Owning Invariants with Modules

If invariants matter, we must control how values are created and updated.

That control is ownership. Modules are one of the most important tools for enforcing it.

1. Why Ownership Is Necessary

Suppose we export a raw tree representation type. Clients can build object literals directly.

Even if all exported operations preserve the BST invariant, client code can still bypass those operations and inject invalid values.

Result:

• your functions are correct only for valid inputs
• clients can still provide invalid inputs
• the invariant is no longer reliable globally

2. Module Boundary as a Trust Boundary

A good module separates:

• internal representation (private)
• external API (public)

Only the module should be able to construct representation values directly. Clients should use constructors and operations that preserve invariants.

Design principle:

If clients cannot create invalid states, many bugs disappear.

3. Two Useful Strategies in This Course

Strategy A: Opaque/Branded Types

Use a representation internally, but export an opaque type so clients cannot fabricate values.

High-level pattern:

1. Define internal representation type.
2. Define exported type with a private brand.
3. Export constructor and operations only.
4. Keep representation constructors unexported.

This is the idea in the branded BST example: clients can hold BST values but cannot create fake ones by object literal.

Strategy B: Closure-Based Object API

Return object values containing operations, with representation captured in closure.

High-level pattern:

1. Keep tree value in a local closure variable.
2. Return methods like insert/get/has.
3. Each method returns a new wrapped value or updates internal state (depending on style).

This bundles data and behavior, and naturally centralizes invariant maintenance.

4. API Design for Invariant Ownership

When designing a module API, ask:

1. How are valid values created?
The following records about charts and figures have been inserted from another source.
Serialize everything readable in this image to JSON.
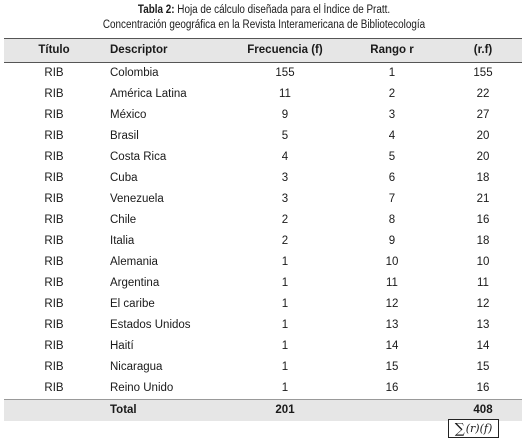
{
  "caption": {
    "label": "Tabla 2:",
    "line1": "Hoja de cálculo diseñada para el Índice de Pratt.",
    "line2": "Concentración geográfica en la Revista Interamericana de Bibliotecología"
  },
  "table": {
    "headers": [
      "Título",
      "Descriptor",
      "Frecuencia (f)",
      "Rango r",
      "(r.f)"
    ],
    "rows": [
      [
        "RIB",
        "Colombia",
        "155",
        "1",
        "155"
      ],
      [
        "RIB",
        "América Latina",
        "11",
        "2",
        "22"
      ],
      [
        "RIB",
        "México",
        "9",
        "3",
        "27"
      ],
      [
        "RIB",
        "Brasil",
        "5",
        "4",
        "20"
      ],
      [
        "RIB",
        "Costa Rica",
        "4",
        "5",
        "20"
      ],
      [
        "RIB",
        "Cuba",
        "3",
        "6",
        "18"
      ],
      [
        "RIB",
        "Venezuela",
        "3",
        "7",
        "21"
      ],
      [
        "RIB",
        "Chile",
        "2",
        "8",
        "16"
      ],
      [
        "RIB",
        "Italia",
        "2",
        "9",
        "18"
      ],
      [
        "RIB",
        "Alemania",
        "1",
        "10",
        "10"
      ],
      [
        "RIB",
        "Argentina",
        "1",
        "11",
        "11"
      ],
      [
        "RIB",
        "El caribe",
        "1",
        "12",
        "12"
      ],
      [
        "RIB",
        "Estados Unidos",
        "1",
        "13",
        "13"
      ],
      [
        "RIB",
        "Haití",
        "1",
        "14",
        "14"
      ],
      [
        "RIB",
        "Nicaragua",
        "1",
        "15",
        "15"
      ],
      [
        "RIB",
        "Reino Unido",
        "1",
        "16",
        "16"
      ]
    ],
    "total": {
      "label": "Total",
      "frecuencia": "201",
      "rf": "408"
    }
  },
  "formula": {
    "sigma": "∑",
    "text": "(r)(f)"
  }
}
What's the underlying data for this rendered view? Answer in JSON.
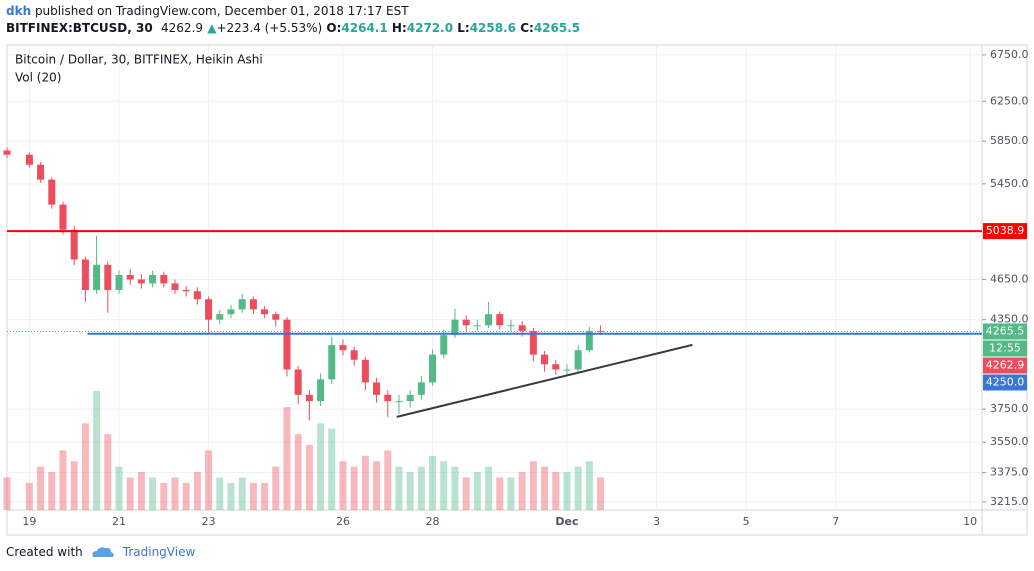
{
  "header": {
    "author": "dkh",
    "published": " published on TradingView.com, December 01, 2018 17:17 EST",
    "symbol": "BITFINEX:BTCUSD, 30",
    "price": "4262.9",
    "arrow": "▲",
    "change": "+223.4 (+5.53%)",
    "o_label": "O:",
    "o": "4264.1",
    "h_label": "H:",
    "h": "4272.0",
    "l_label": "L:",
    "l": "4258.6",
    "c_label": "C:",
    "c": "4265.5"
  },
  "chart_data": {
    "type": "candlestick",
    "title": "Bitcoin / Dollar, 30, BITFINEX, Heikin Ashi",
    "subtitle": "Vol (20)",
    "log_scale": true,
    "grid": true,
    "up_color": "#53b987",
    "down_color": "#eb4d5c",
    "x": [
      -0.5,
      0,
      0.25,
      0.5,
      0.75,
      1,
      1.25,
      1.5,
      1.75,
      2,
      2.25,
      2.5,
      2.75,
      3,
      3.25,
      3.5,
      3.75,
      4,
      4.25,
      4.5,
      4.75,
      5,
      5.25,
      5.5,
      5.75,
      6,
      6.25,
      6.5,
      6.75,
      7,
      7.25,
      7.5,
      7.75,
      8,
      8.25,
      8.5,
      8.75,
      9,
      9.25,
      9.5,
      9.75,
      10,
      10.25,
      10.5,
      10.75,
      11,
      11.25,
      11.5,
      11.75,
      12,
      12.25,
      12.5,
      12.75
    ],
    "open": [
      5760,
      5720,
      5625,
      5488,
      5265,
      5050,
      4807,
      4570,
      4765,
      4570,
      4685,
      4650,
      4620,
      4685,
      4620,
      4570,
      4560,
      4500,
      4350,
      4390,
      4425,
      4500,
      4425,
      4390,
      4350,
      4005,
      3840,
      3800,
      3940,
      4170,
      4135,
      4070,
      3920,
      3840,
      3800,
      3800,
      3840,
      3920,
      4105,
      4240,
      4350,
      4310,
      4310,
      4390,
      4310,
      4310,
      4270,
      4105,
      4040,
      4005,
      4005,
      4135,
      4270
    ],
    "high": [
      5790,
      5740,
      5650,
      5510,
      5290,
      5080,
      4830,
      5000,
      4790,
      4720,
      4730,
      4690,
      4720,
      4710,
      4650,
      4600,
      4590,
      4520,
      4420,
      4460,
      4540,
      4520,
      4450,
      4410,
      4370,
      4030,
      3870,
      3980,
      4230,
      4210,
      4160,
      4090,
      3950,
      3870,
      3840,
      3870,
      3960,
      4140,
      4280,
      4430,
      4380,
      4350,
      4480,
      4410,
      4350,
      4340,
      4290,
      4130,
      4070,
      4040,
      4170,
      4300,
      4310
    ],
    "low": [
      5690,
      5600,
      5460,
      5230,
      5010,
      4760,
      4480,
      4540,
      4400,
      4540,
      4610,
      4580,
      4590,
      4590,
      4540,
      4520,
      4460,
      4250,
      4320,
      4360,
      4400,
      4390,
      4360,
      4300,
      3960,
      3780,
      3680,
      3770,
      3910,
      4100,
      4030,
      3870,
      3790,
      3700,
      3720,
      3760,
      3810,
      3900,
      4080,
      4220,
      4270,
      4270,
      4290,
      4280,
      4270,
      4230,
      4060,
      3990,
      3970,
      3970,
      3990,
      4120,
      4240
    ],
    "close": [
      5720,
      5625,
      5488,
      5265,
      5050,
      4807,
      4570,
      4765,
      4570,
      4685,
      4650,
      4620,
      4685,
      4620,
      4570,
      4560,
      4500,
      4350,
      4390,
      4425,
      4500,
      4425,
      4390,
      4350,
      4005,
      3840,
      3800,
      3940,
      4170,
      4135,
      4070,
      3920,
      3840,
      3800,
      3800,
      3840,
      3920,
      4105,
      4240,
      4350,
      4310,
      4310,
      4390,
      4310,
      4310,
      4270,
      4105,
      4040,
      4005,
      4005,
      4135,
      4270,
      4265
    ],
    "volume": [
      30,
      25,
      40,
      35,
      55,
      45,
      80,
      110,
      70,
      40,
      30,
      35,
      30,
      25,
      30,
      25,
      35,
      55,
      30,
      25,
      30,
      25,
      25,
      40,
      95,
      70,
      60,
      80,
      75,
      45,
      40,
      50,
      45,
      55,
      40,
      35,
      40,
      50,
      45,
      40,
      30,
      35,
      40,
      30,
      30,
      35,
      45,
      40,
      35,
      35,
      40,
      45,
      30
    ],
    "volume_lim": [
      0,
      120
    ],
    "xlim": [
      -0.5,
      21.265
    ],
    "ylim": [
      3172,
      6862
    ],
    "xticks": [
      {
        "value": 0,
        "label": "19"
      },
      {
        "value": 2,
        "label": "21"
      },
      {
        "value": 4,
        "label": "23"
      },
      {
        "value": 7,
        "label": "26"
      },
      {
        "value": 9,
        "label": "28"
      },
      {
        "value": 12,
        "label": "Dec"
      },
      {
        "value": 14,
        "label": "3"
      },
      {
        "value": 16,
        "label": "5"
      },
      {
        "value": 18,
        "label": "7"
      },
      {
        "value": 21,
        "label": "10"
      }
    ],
    "yticks": [
      {
        "value": 6750,
        "label": "6750.0"
      },
      {
        "value": 6250,
        "label": "6250.0"
      },
      {
        "value": 5850,
        "label": "5850.0"
      },
      {
        "value": 5450,
        "label": "5450.0"
      },
      {
        "value": 4650,
        "label": "4650.0"
      },
      {
        "value": 4350,
        "label": "4350.0"
      },
      {
        "value": 3750,
        "label": "3750.0"
      },
      {
        "value": 3550,
        "label": "3550.0"
      },
      {
        "value": 3375,
        "label": "3375.0"
      },
      {
        "value": 3215,
        "label": "3215.0"
      }
    ],
    "hlines": [
      {
        "value": 5038.9,
        "color": "#ff0000",
        "from": -0.5
      },
      {
        "value": 4250,
        "color": "#3a76d6",
        "from": 1.3
      }
    ],
    "last_line": {
      "value": 4265.5,
      "color": "#53b987"
    },
    "trend_line": {
      "x": [
        8.2,
        14.8
      ],
      "y": [
        3702,
        4172
      ],
      "color": "#363a45"
    },
    "price_labels": [
      {
        "value": 5038.9,
        "color": "#ff0000"
      },
      {
        "value": 4265.5,
        "color": "#53b987"
      },
      {
        "label": "12:55",
        "color": "#53b987"
      },
      {
        "value": 4262.9,
        "color": "#eb4d5c"
      },
      {
        "value": 4250,
        "label": "4250.0",
        "color": "#3a76d6"
      }
    ]
  },
  "footer": {
    "created": "Created with",
    "brand": "TradingView"
  }
}
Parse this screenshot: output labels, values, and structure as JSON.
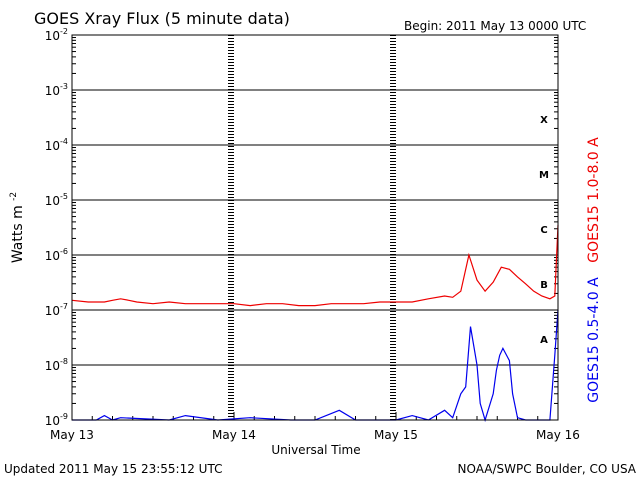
{
  "header": {
    "title": "GOES Xray Flux (5 minute data)",
    "begin": "Begin:  2011 May 13 0000 UTC"
  },
  "footer": {
    "updated": "Updated 2011 May 15 23:55:12 UTC",
    "credit": "NOAA/SWPC Boulder, CO USA"
  },
  "colors": {
    "long_channel": "#ee0000",
    "short_channel": "#0000ee",
    "axes": "#000000",
    "background": "#ffffff"
  },
  "chart_data": {
    "type": "line",
    "title": "GOES Xray Flux (5 minute data)",
    "xlabel": "Universal Time",
    "ylabel_base": "Watts m",
    "ylabel_exp": "-2",
    "yscale": "log",
    "ylim": [
      1e-09,
      0.01
    ],
    "xlim_days": [
      0,
      3
    ],
    "grid": true,
    "x_ticks": [
      "May 13",
      "May 14",
      "May 15",
      "May 16"
    ],
    "y_ticks": [
      {
        "value": 0.01,
        "base": "10",
        "exp": "-2"
      },
      {
        "value": 0.001,
        "base": "10",
        "exp": "-3"
      },
      {
        "value": 0.0001,
        "base": "10",
        "exp": "-4"
      },
      {
        "value": 1e-05,
        "base": "10",
        "exp": "-5"
      },
      {
        "value": 1e-06,
        "base": "10",
        "exp": "-6"
      },
      {
        "value": 1e-07,
        "base": "10",
        "exp": "-7"
      },
      {
        "value": 1e-08,
        "base": "10",
        "exp": "-8"
      },
      {
        "value": 1e-09,
        "base": "10",
        "exp": "-9"
      }
    ],
    "flare_classes": [
      {
        "label": "X",
        "value": 0.0003
      },
      {
        "label": "M",
        "value": 3e-05
      },
      {
        "label": "C",
        "value": 3e-06
      },
      {
        "label": "B",
        "value": 3e-07
      },
      {
        "label": "A",
        "value": 3e-08
      }
    ],
    "series": [
      {
        "name": "GOES15 1.0-8.0 A",
        "color": "#ee0000",
        "x": [
          0,
          0.1,
          0.2,
          0.25,
          0.3,
          0.35,
          0.4,
          0.5,
          0.6,
          0.7,
          0.8,
          0.9,
          1.0,
          1.1,
          1.2,
          1.3,
          1.4,
          1.5,
          1.6,
          1.7,
          1.8,
          1.9,
          2.0,
          2.1,
          2.2,
          2.3,
          2.35,
          2.4,
          2.45,
          2.5,
          2.55,
          2.6,
          2.65,
          2.7,
          2.75,
          2.8,
          2.85,
          2.9,
          2.95,
          2.98,
          3.0
        ],
        "y": [
          1.5e-07,
          1.4e-07,
          1.4e-07,
          1.5e-07,
          1.6e-07,
          1.5e-07,
          1.4e-07,
          1.3e-07,
          1.4e-07,
          1.3e-07,
          1.3e-07,
          1.3e-07,
          1.3e-07,
          1.2e-07,
          1.3e-07,
          1.3e-07,
          1.2e-07,
          1.2e-07,
          1.3e-07,
          1.3e-07,
          1.3e-07,
          1.4e-07,
          1.4e-07,
          1.4e-07,
          1.6e-07,
          1.8e-07,
          1.7e-07,
          2.2e-07,
          1e-06,
          3.5e-07,
          2.2e-07,
          3.2e-07,
          6e-07,
          5.5e-07,
          4e-07,
          3e-07,
          2.2e-07,
          1.8e-07,
          1.6e-07,
          1.8e-07,
          3.5e-06
        ]
      },
      {
        "name": "GOES15 0.5-4.0 A",
        "color": "#0000ee",
        "x": [
          0,
          0.15,
          0.2,
          0.25,
          0.3,
          0.6,
          0.7,
          0.9,
          1.1,
          1.35,
          1.5,
          1.65,
          1.75,
          1.85,
          2.0,
          2.1,
          2.2,
          2.3,
          2.35,
          2.4,
          2.43,
          2.46,
          2.5,
          2.52,
          2.55,
          2.6,
          2.62,
          2.64,
          2.66,
          2.7,
          2.72,
          2.75,
          2.8,
          2.85,
          2.9,
          2.95,
          2.98,
          3.0
        ],
        "y": [
          1e-09,
          1e-09,
          1.2e-09,
          1e-09,
          1.1e-09,
          1e-09,
          1.2e-09,
          1e-09,
          1.1e-09,
          1e-09,
          1e-09,
          1.5e-09,
          1e-09,
          1e-09,
          1e-09,
          1.2e-09,
          1e-09,
          1.5e-09,
          1.1e-09,
          3e-09,
          4e-09,
          5e-08,
          1e-08,
          2e-09,
          1e-09,
          3e-09,
          8e-09,
          1.5e-08,
          2e-08,
          1.2e-08,
          3e-09,
          1.1e-09,
          1e-09,
          1e-09,
          1e-09,
          1e-09,
          1.5e-08,
          1e-07
        ]
      }
    ]
  }
}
Usually through one constructor such as empty.

2. Which operations can change values? Only those that preserve invariant should be exported.

3. Is representation leaked? If yes, clients may bypass invariant-preserving operations.

4. Are contracts visible? Each exported function should state preconditions and guarantees.

5. Example Contract Sketches for a BST Module

empty:

Post: returns a valid empty BST

insert(tree, key, value):

Pre: tree is a valid BST
Post:
- result is a valid BST
- result binds key to value
- all other bindings preserved

get(tree, key):

Pre: tree is a valid BST
Post: returns absence/presence result consistent with tree contents

6. Tradeoffs

Encapsulation and ownership add design complexity.

You may need:

• helper functions inside module
• wrappers and conversion helpers
• more deliberate API shape

But the payoff is significant:

• stronger guarantees for clients
• fewer invalid states
• cleaner reasoning about correctness

7. Bridge to OOP

Module ownership and class ownership are closely related.

In this section, ownership is enforced by module scope and exported functions. Later in OOP, ownership is often enforced by class methods and visibility modifiers.

Same idea, different mechanism:

• protect representation
• expose safe operations
• preserve invariant after each operation

Summary

Invariants do not maintain themselves. They require ownership.

Modules give us that ownership by controlling construction and update paths. If invariant correctness matters, module boundaries should be part of the design, not an afterthought.